今の俺は、相談役って言う仕事があるから、無職じゃ無くなってるんだ。
「店長戻って来たな……」
「御見苦しいモノをお見せして、申し訳御座いません。ミルン御嬢様御要望の馬車を、今一度っ、お聞きしても、宜しいでしょうか」
「旦那様。御要望を、お伝え下さいませ」
「はいよ……どうした店長?」
相談役って紹介された時は、何だそれって顔してたのに、今は何故か、震えている。
「どっ、ドゥシャ様のっ、旦那様で?」
「なんか、そう呼ばれているな」
「主様にっ、旦那様っ、先程の不敬っ! 平に御容赦下さいませえええ──っ!!」
急に床に全力土下座は、一種の暴力だぞ。
しかも、額を床にゴリゴリと擦り付け、泣きそうな顔で、懇願して来ます。
「おとうさん。
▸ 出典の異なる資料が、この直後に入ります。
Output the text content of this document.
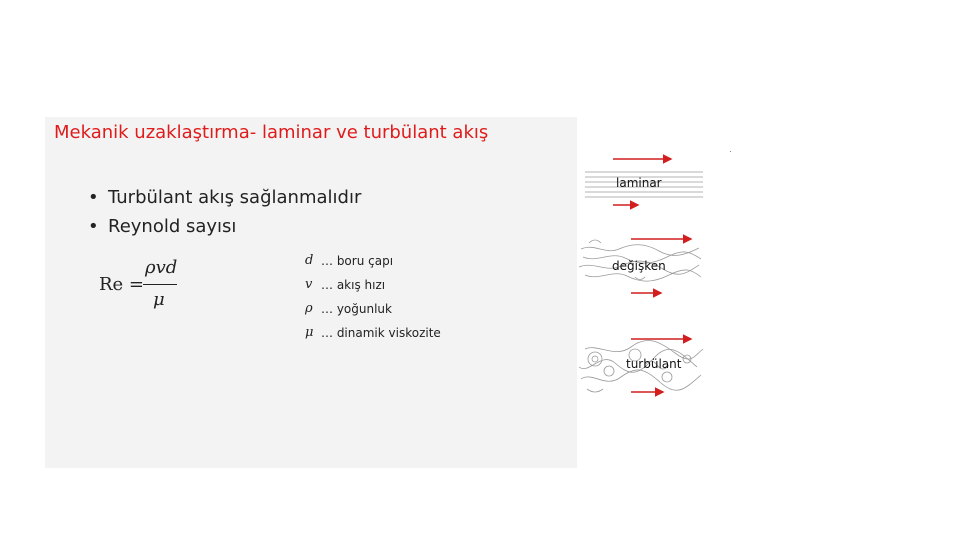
Mekanik uzaklaştırma- laminar ve turbülant akış
• Turbülant akış sağlanmalıdır
• Reynold sayısı
Re =
ρvd
μ
d … boru çapı
v … akış hızı
ρ … yoğunluk
μ … dinamik viskozite
laminar
değişken
turbülant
おじいどうしたの?」
「俺にも良く、分からんの」
「ふぇ……おと、お父様? おと────」
あっ、コレ駄目なヤツだ。
時空の彼方へ、意識を飛ばしやがった。
「ドゥシャさん、どうしようか……」
「では、僭越ながら、私目が御案内致します」
「うん……最初から、そうしてくれ」
んで、そこの村長。
空気のフリしても、無駄だっての。